Nurses from non-European Union countries are required to take an English oral, reading, writing, and listening test prepared by the Nursing and Midwifery Council.
“This is a very serious matter because about 200,000 nursing graduates are jobless, and we have about 80,000 nursing graduates every year, and about 25,000 take the nursing licensure exams of the Professional Regulations Commission (PRC) annually,” Dy said.
She added that thousands of “near-hires” in the BPO industry needed further training, including English training, to be hired.
Dy challenged the Commission on Higher Education (CHED) nd the nursing colleges to address these issues to prevent future nursing graduates from encountering the same fate in the future.

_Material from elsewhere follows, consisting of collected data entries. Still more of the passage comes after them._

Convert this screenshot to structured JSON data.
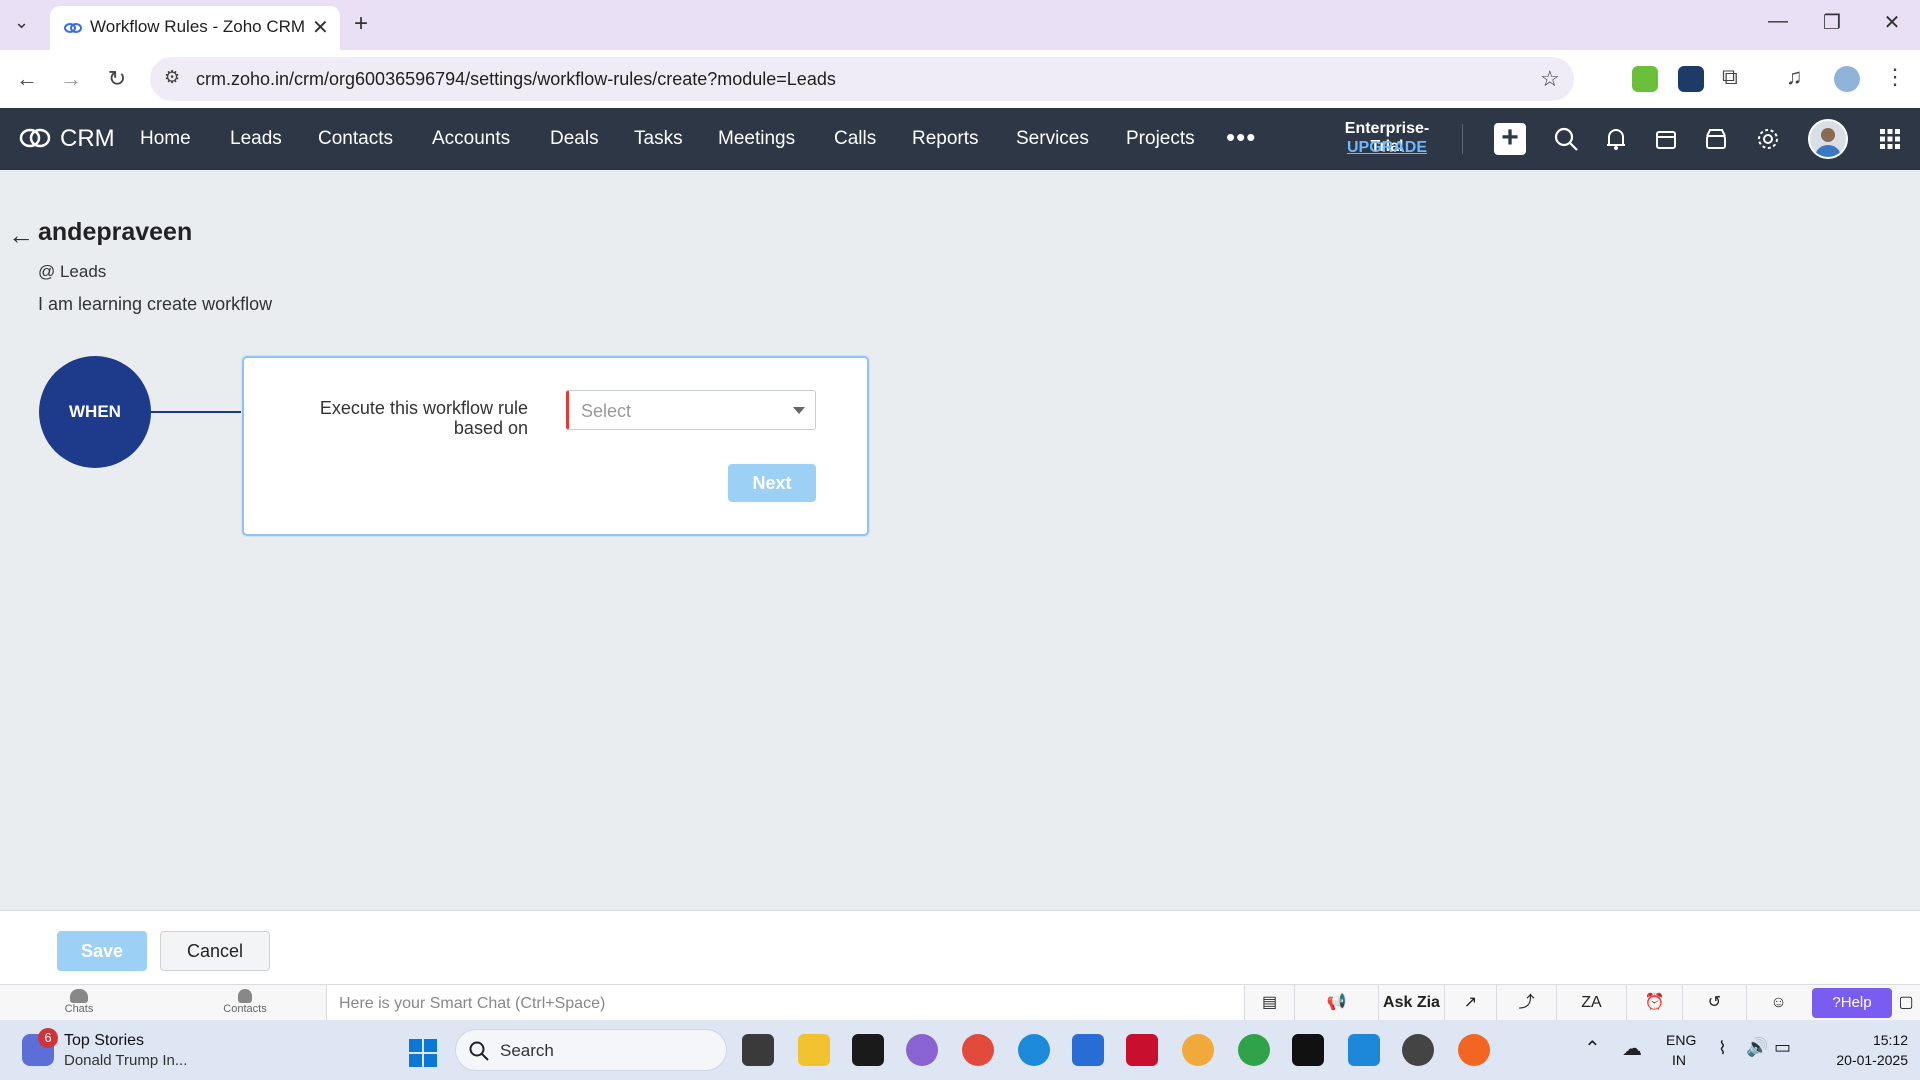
{
  "browser": {
    "tab_title": "Workflow Rules - Zoho CRM",
    "url": "crm.zoho.in/crm/org60036596794/settings/workflow-rules/create?module=Leads"
  },
  "crm_nav": {
    "logo_text": "CRM",
    "items": [
      "Home",
      "Leads",
      "Contacts",
      "Accounts",
      "Deals",
      "Tasks",
      "Meetings",
      "Calls",
      "Reports",
      "Services",
      "Projects"
    ],
    "more": "•••",
    "plan": "Enterprise-Trial",
    "upgrade": "UPGRADE"
  },
  "rule": {
    "name": "andepraveen",
    "module": "@ Leads",
    "description": "I am learning create workflow"
  },
  "when_block": {
    "circle_label": "WHEN",
    "trigger_label": "Execute this workflow rule based on",
    "select_placeholder": "Select",
    "next_label": "Next"
  },
  "footer": {
    "save_label": "Save",
    "cancel_label": "Cancel"
  },
  "chat_bar": {
    "chats_label": "Chats",
    "contacts_label": "Contacts",
    "smartchat_placeholder": "Here is your Smart Chat (Ctrl+Space)",
    "ask_zia": "Ask Zia",
    "help": "?Help"
  },
  "taskbar": {
    "news_badge": "6",
    "news_title": "Top Stories",
    "news_subtitle": "Donald Trump In...",
    "search_placeholder": "Search",
    "lang_line1": "ENG",
    "lang_line2": "IN",
    "time": "15:12",
    "date": "20-01-2025"
  },
  "colors": {
    "crm_bar": "#2d3746",
    "when_circle": "#1e3a8a",
    "disabled_button": "#9cd0f5",
    "required_marker": "#e53935",
    "help_button": "#7b5cf0"
  }
}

Dy also asked to meet with the Department of Education (DepEd) officials to “address the roots of the English competence problems in the basic education levels.”
The PRC reported that 6,836 out of 14,322 nursing graduates passed the Nurse Licensure Examination in Manila, Baguio, Cagayan de Oro, Cebu, Davao, Iloilo, Legazpi, Lucena, Pagadian, Tacloban, Tuguegarao, and Zamboanga last November 2016.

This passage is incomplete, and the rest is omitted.